¿Qué es el Petro?


La invención más reciente del mandatario Nicolás Maduro es la creación de una criptomoneda, sin características de criptomoneda tradicional pero superpuesta sobre un token de una ya existente, como podría serlo Ethereum, y denominada “Petro”. Ésta, según Maduro, sería la manera de sortear las sanciones impuestas por Estados Unidos y formaría un nuevo método de financiamiento para la administración.

La “criptomoneda” sería emitida por el Banco Central de Venezuela (BCV) y estaría respaldada por oro, petróleo, gas y diamantes en reservas. Específicamente, Maduro estableció como respaldo inicial 5.000 millones de barriles de petróleo de la Faja Petrolífera del Orinoco y mencionó que posteriormente se incluirían campos de oro, coltán y diamantes del territorio.

No obstante, esta definición ya contradice el propósito de las criptomonedas reales. En primer lugar, las monedas digitales se crearon con el objetivo de ser una divisa descentralizada, precisamente para evitar la intervención de Bancos Centrales. El Petro, al estar manejado por un gobierno, pierde la principal característica de una criptomoneda; sin mencionar que su colocación en el mercado se haría inicialmente a través de una subasta manipulada a discreción de la administración.

Por otra parte, las criptomonedas como Bitcoin, Ether o Litecoin no tienen ningún respaldo, más allá de su valor fiduciario a medida que aumenta la comunidad de criptomonedas y son aceptadas como medio de pago.
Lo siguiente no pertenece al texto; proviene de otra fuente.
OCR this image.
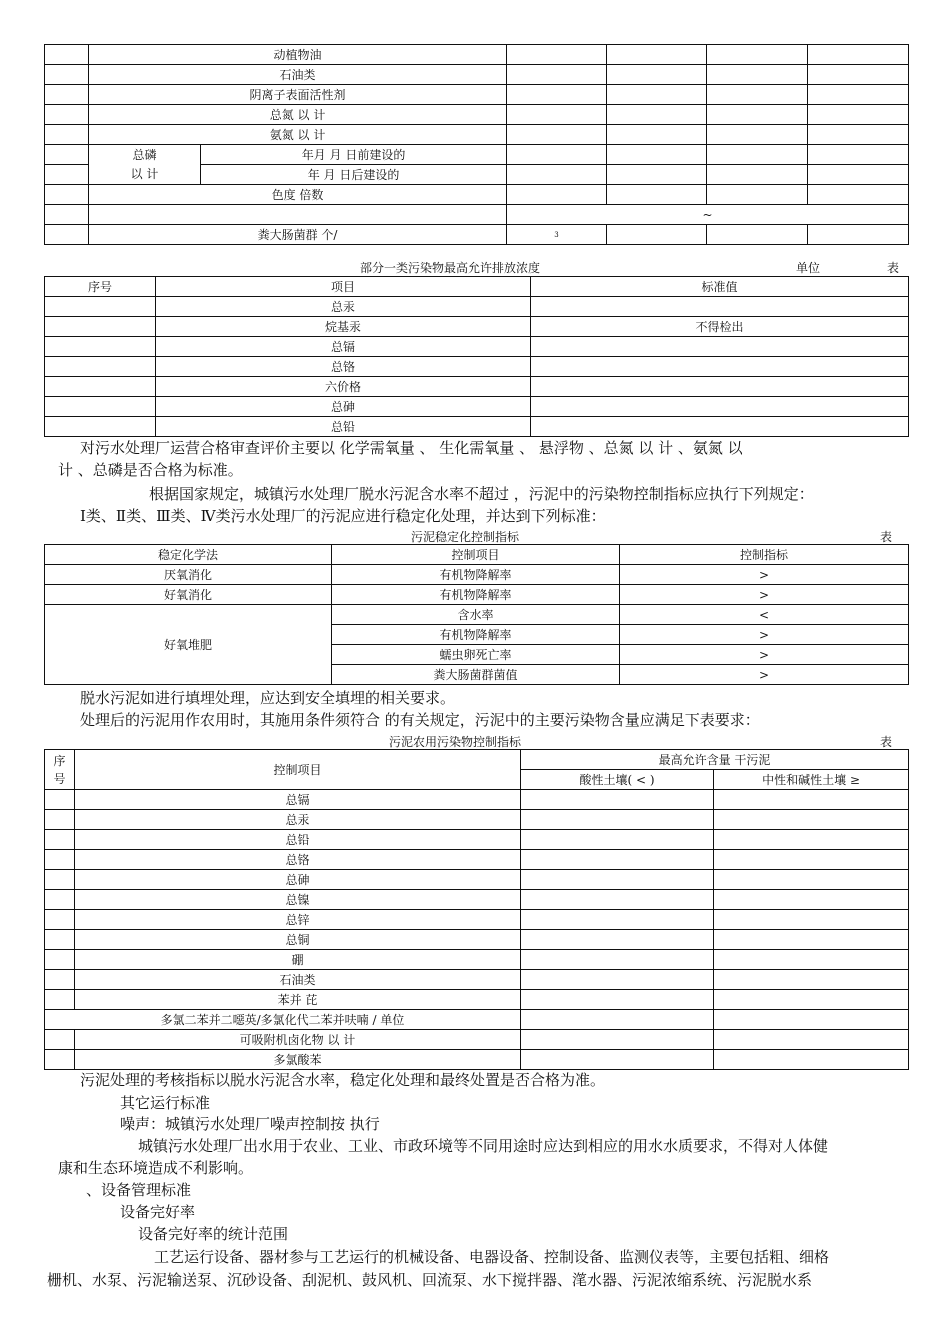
	动植物油					
	石油类					
	阴离子表面活性剂					
	总氮 以 计					
	氨氮 以 计					
	总磷	年月 月 日前建设的				
	以 计	年 月 日后建设的				
	色度 倍数					
			~			
	粪大肠菌群 个/		3			
部分一类污染物最高允许排放浓度	单位	表
序号	项目	标准值
	总汞	
	烷基汞	不得检出
	总镉	
	总铬	
	六价格	
	总砷	
	总铅	
对污水处理厂运营合格审查评价主要以 化学需氧量 、 生化需氧量 、 悬浮物 、总氮 以 计 、氨氮 以
计 、总磷是否合格为标准。
根据国家规定，城镇污水处理厂脱水污泥含水率不超过 ，污泥中的污染物控制指标应执行下列规定：
Ⅰ类、Ⅱ类、Ⅲ类、Ⅳ类污水处理厂的污泥应进行稳定化处理，并达到下列标准：
污泥稳定化控制指标	表
稳定化学法	控制项目	控制指标
厌氧消化	有机物降解率	>
好氧消化	有机物降解率	>
好氧堆肥	含水率	<
	有机物降解率	>
	蠕虫卵死亡率	>
	粪大肠菌群菌值	>
脱水污泥如进行填埋处理，应达到安全填埋的相关要求。
处理后的污泥用作农用时，其施用条件须符合 的有关规定，污泥中的主要污染物含量应满足下表要求：
污泥农用污染物控制指标	表
序
号	控制项目	最高允许含量 干污泥	
		酸性土壤( < )	中性和碱性土壤 ≥
	总镉		
	总汞		
	总铅		
	总铬		
	总砷		
	总镍		
	总锌		
	总铜		
	硼		
	石油类		
	苯并 芘		
多氯二苯并二噁英/多氯化代二苯并呋喃 / 单位			
	可吸附机卤化物 以 计		
	多氯酸苯		
污泥处理的考核指标以脱水污泥含水率，稳定化处理和最终处置是否合格为准。
其它运行标准
噪声：城镇污水处理厂噪声控制按 执行
城镇污水处理厂出水用于农业、工业、市政环境等不同用途时应达到相应的用水水质要求，不得对人体健
康和生态环境造成不利影响。
、设备管理标准
设备完好率
设备完好率的统计范围
工艺运行设备、器材参与工艺运行的机械设备、电器设备、控制设备、监测仪表等，主要包括粗、细格
栅机、水泵、污泥输送泵、沉砂设备、刮泥机、鼓风机、回流泵、水下搅拌器、滗水器、污泥浓缩系统、污泥脱水系
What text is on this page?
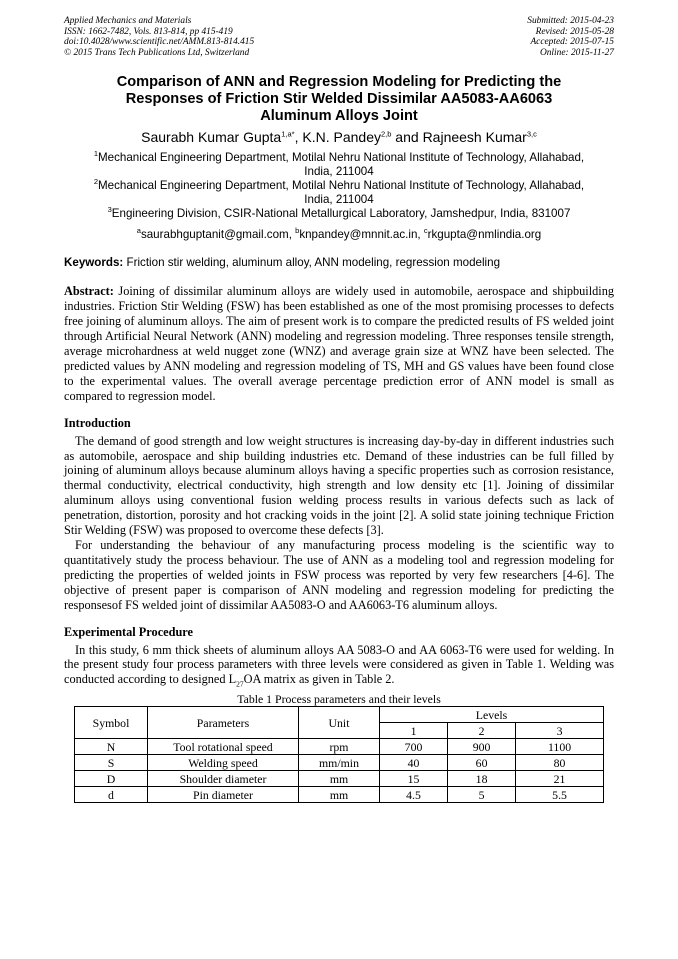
Applied Mechanics and Materials
ISSN: 1662-7482, Vols. 813-814, pp 415-419
doi:10.4028/www.scientific.net/AMM.813-814.415
© 2015 Trans Tech Publications Ltd, Switzerland
Submitted: 2015-04-23
Revised: 2015-05-28
Accepted: 2015-07-15
Online: 2015-11-27
Comparison of ANN and Regression Modeling for Predicting the
Responses of Friction Stir Welded Dissimilar AA5083-AA6063
Aluminum Alloys Joint
Saurabh Kumar Gupta$^{1,a*}$, K.N. Pandey$^{2,b}$ and Rajneesh Kumar$^{3,c}$
$^1$Mechanical Engineering Department, Motilal Nehru National Institute of Technology, Allahabad,
India, 211004
$^2$Mechanical Engineering Department, Motilal Nehru National Institute of Technology, Allahabad,
India, 211004
$^3$Engineering Division, CSIR-National Metallurgical Laboratory, Jamshedpur, India, 831007
$^a$saurabhguptanit@gmail.com, $^b$knpandey@mnnit.ac.in, $^c$rkgupta@nmlindia.org
Keywords: Friction stir welding, aluminum alloy, ANN modeling, regression modeling

Abstract: Joining of dissimilar aluminum alloys are widely used in automobile, aerospace and shipbuilding industries. Friction Stir Welding (FSW) has been established as one of the most promising processes to defects free joining of aluminum alloys. The aim of present work is to compare the predicted results of FS welded joint through Artificial Neural Network (ANN) modeling and regression modeling. Three responses tensile strength, average microhardness at weld nugget zone (WNZ) and average grain size at WNZ have been selected. The predicted values by ANN modeling and regression modeling of TS, MH and GS values have been found close to the experimental values. The overall average percentage prediction error of ANN model is small as compared to regression model.

Introduction

The demand of good strength and low weight structures is increasing day-by-day in different industries such as automobile, aerospace and ship building industries etc. Demand of these industries can be full filled by joining of aluminum alloys because aluminum alloys having a specific properties such as corrosion resistance, thermal conductivity, electrical conductivity, high strength and low density etc [1]. Joining of dissimilar aluminum alloys using conventional fusion welding process results in various defects such as lack of penetration, distortion, porosity and hot cracking voids in the joint [2]. A solid state joining technique Friction Stir Welding (FSW) was proposed to overcome these defects [3].

For understanding the behaviour of any manufacturing process modeling is the scientific way to quantitatively study the process behaviour. The use of ANN as a modeling tool and regression modeling for predicting the properties of welded joints in FSW process was reported by very few researchers [4-6]. The objective of present paper is comparison of ANN modeling and regression modeling for predicting the responsesof FS welded joint of dissimilar AA5083-O and AA6063-T6 aluminum alloys.

Experimental Procedure

In this study, 6 mm thick sheets of aluminum alloys AA 5083-O and AA 6063-T6 were used for welding. In the present study four process parameters with three levels were considered as given in Table 1. Welding was conducted according to designed $L_{27}OA$ matrix as given in Table 2.

Table 1 Process parameters and their levels
Symbol	Parameters	Unit	Levels		
			1	2	3
N	Tool rotational speed	rpm	700	900	1100
S	Welding speed	mm/min	40	60	80
D	Shoulder diameter	mm	15	18	21
d	Pin diameter	mm	4.5	5	5.5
Siguiendo esta línea de pensamiento, el Petro, tampoco encaja en la definición.

Entonces, ¿qué es el Petro?

Simplemente un nuevo método de financiamiento para el gobierno. Difícilmente la administración de Maduro generaría las condiciones necesarias para el establecimiento del Petro como una moneda sin generar una espiral inflacionaria. En otras palabras, si el gobierno no encuentra una manera de cubrir su déficit fiscal y la emisión del Petro genera una sustitución del bolívar, el gobierno acudirá a la creación de Petros para su financiamiento y cometerá los mismos errores que llevaron al bolívar a su actual situación.